Si le juge a rendu sa décision ayant lésé le demandeur sur la base d’erreurs contenues dans le rapport de l’expert judiciaire, dès lors que la preuve de la faute de l’expert est rapportée et que le lien de causalité entre la faute et le préjudice est établi, le préjudice est indemnisable. Des dommages et intérêts seront le cas échéant alloués au demandeur. Parfois, le préjudice consiste en une perte de chance.

La Cour de cassation a considéré que le lien de causalité est établi si la faute de l’expert judiciaire est à l’origine de la « persistance des dommages » Cass. civ. 3, 11 mars 2015, n° 13-28351 – 14-14275.

  • Le remplacement

Si l’expert n’a pas déposé son rapport dans le délai imparti sans pouvoir arguer d’un empê­chement légitime, l’article 235, aL 2 du Code de procédure civile prévoit que les parties peuvent demander son remplacement. Le juge peut également, d’office, remplacer le professionnel qui manquerait à ses devoirs. L’expert pourra de surcroît être condamné à verser des dommages et intérêts à la (les) partie(s).

  • L’annulation du rapport

Lorsque l’expertise est annulée suite à une irrégularité de fond ou de forme, la respon­sabilité civile de l’expert peut être engagée (non-accomplissement personnel de la mission, irrégularité affectant le déroulement des opérations d’expertise … ).
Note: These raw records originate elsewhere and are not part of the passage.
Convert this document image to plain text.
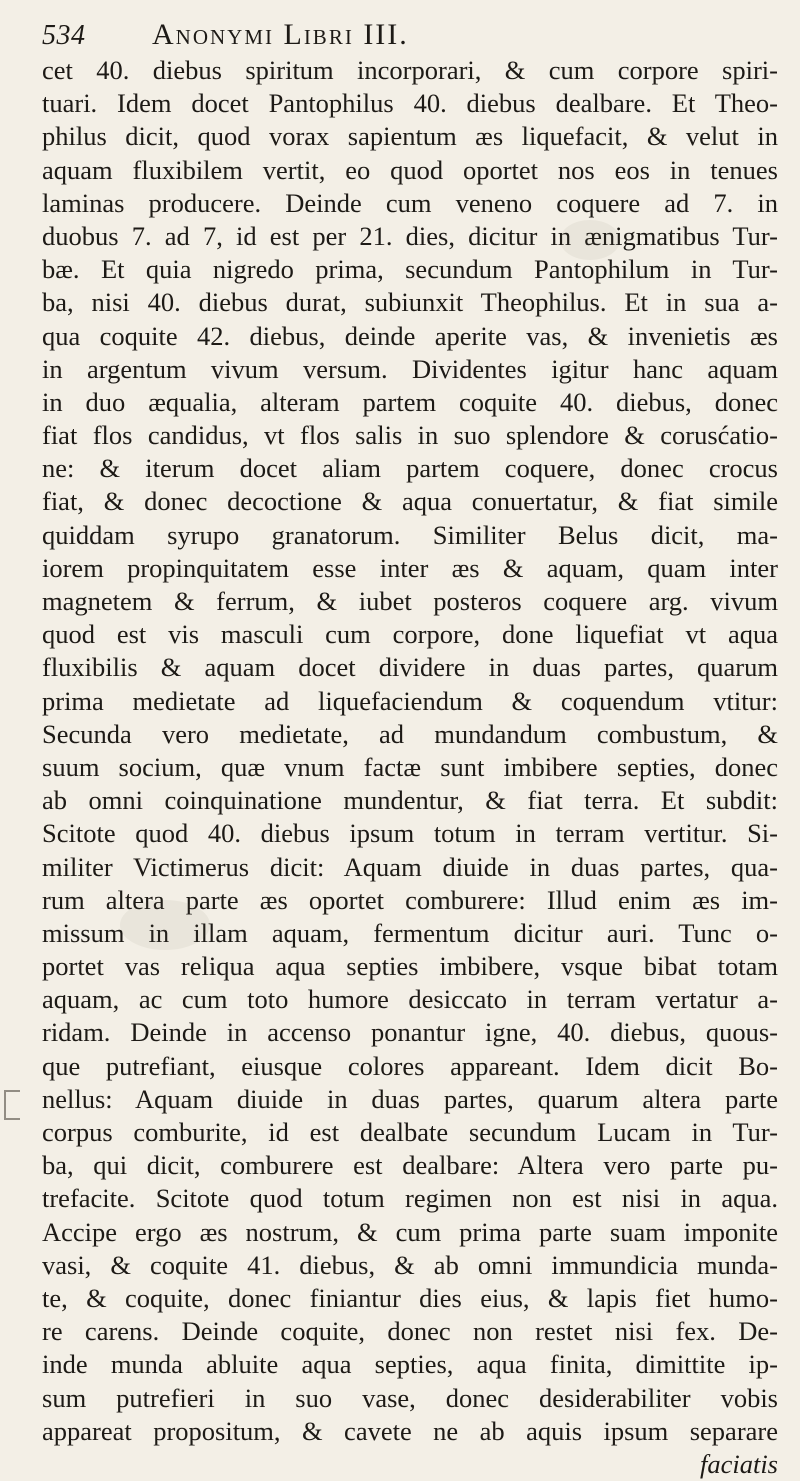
534	Anonymi Libri III.
cet 40. diebus spiritum incorporari, & cum corpore spiri-
tuari. Idem docet Pantophilus 40. diebus dealbare. Et Theo-
philus dicit, quod vorax sapientum æs liquefacit, & velut in
aquam fluxibilem vertit, eo quod oportet nos eos in tenues
laminas producere. Deinde cum veneno coquere ad 7. in
duobus 7. ad 7, id est per 21. dies, dicitur in ænigmatibus Tur-
bæ. Et quia nigredo prima, secundum Pantophilum in Tur-
ba, nisi 40. diebus durat, subiunxit Theophilus. Et in sua a-
qua coquite 42. diebus, deinde aperite vas, & invenietis æs
in argentum vivum versum. Dividentes igitur hanc aquam
in duo æqualia, alteram partem coquite 40. diebus, donec
fiat flos candidus, vt flos salis in suo splendore & corusćatio-
ne: & iterum docet aliam partem coquere, donec crocus
fiat, & donec decoctione & aqua conuertatur, & fiat simile
quiddam syrupo granatorum. Similiter Belus dicit, ma-
iorem propinquitatem esse inter æs & aquam, quam inter
magnetem & ferrum, & iubet posteros coquere arg. vivum
quod est vis masculi cum corpore, done liquefiat vt aqua
fluxibilis & aquam docet dividere in duas partes, quarum
prima medietate ad liquefaciendum & coquendum vtitur:
Secunda vero medietate, ad mundandum combustum, &
suum socium, quæ vnum factæ sunt imbibere septies, donec
ab omni coinquinatione mundentur, & fiat terra. Et subdit:
Scitote quod 40. diebus ipsum totum in terram vertitur. Si-
militer Victimerus dicit: Aquam diuide in duas partes, qua-
rum altera parte æs oportet comburere: Illud enim æs im-
missum in illam aquam, fermentum dicitur auri. Tunc o-
portet vas reliqua aqua septies imbibere, vsque bibat totam
aquam, ac cum toto humore desiccato in terram vertatur a-
ridam. Deinde in accenso ponantur igne, 40. diebus, quous-
que putrefiant, eiusque colores appareant. Idem dicit Bo-
nellus: Aquam diuide in duas partes, quarum altera parte
corpus comburite, id est dealbate secundum Lucam in Tur-
ba, qui dicit, comburere est dealbare: Altera vero parte pu-
trefacite. Scitote quod totum regimen non est nisi in aqua.
Accipe ergo æs nostrum, & cum prima parte suam imponite
vasi, & coquite 41. diebus, & ab omni immundicia munda-
te, & coquite, donec finiantur dies eius, & lapis fiet humo-
re carens. Deinde coquite, donec non restet nisi fex. De-
inde munda abluite aqua septies, aqua finita, dimittite ip-
sum putrefieri in suo vase, donec desiderabiliter vobis
appareat propositum, & cavete ne ab aquis ipsum separare
faciatis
Le rapport ayant fait l’objet d’une annulation, une partie peut notamment tenter d’obtenir de l’expert l’indemnisation des frais engen­drés par l’expertise et de se prévaloir d’une perte de chance en raison de l’allongement de la durée du procès du fait de l’expertise annulée.

Exemples :

  • Survenance de l’insolvabilité d’un débiteur à l’issue d’une expertise annulée.

  • Perte d’exploitation consécutive à la fermeture d’un local commercial affecté par des désordres, objets de l’expertise annulée.

  • Vente immobilière retardée ou empêchée.


  • La radiation de la liste des experts

(rep. ministérielle JOAN 22 juin 1977 p. 4088).


Le jugement au fond entérinant le rapport empêche-t-il la mise en cause de l’expert ?

Par le passé, il était soutenu que l’expert cesse d’encourir une responsabilité quelconque quand son rapport adopté par un jugement passé en force de chose jugée fait corps avec le jugement (Dijon, 25 juill. 1854, DP 1854. 2. 249. – Pau, 30 déc. 1863, S. 1864. 2. 32. – Comp. Req. 26 oct. 1914, DP 1916. 1. 53). Mais ce n’est pas revenir sur la chose jugée que de demander à l’expert la réparation du préjudice qui a été causé par sa faute. En effet, le rapport d’expertise n’est qu’un élément dans lequel le juge puise sa décision, son homologation ou adoption ne pouvant pas faire disparaître ni son caractère de simple élément technique ni la responsabilité de son auteur s’il a commis une faute. Il suffit alors que la faute commise soit en lien avec la survenance du dommage pour engager la responsabilité de l’expert, sans qu’il n’y ait plus lieu de s’arrêter à son caractère grave ou non.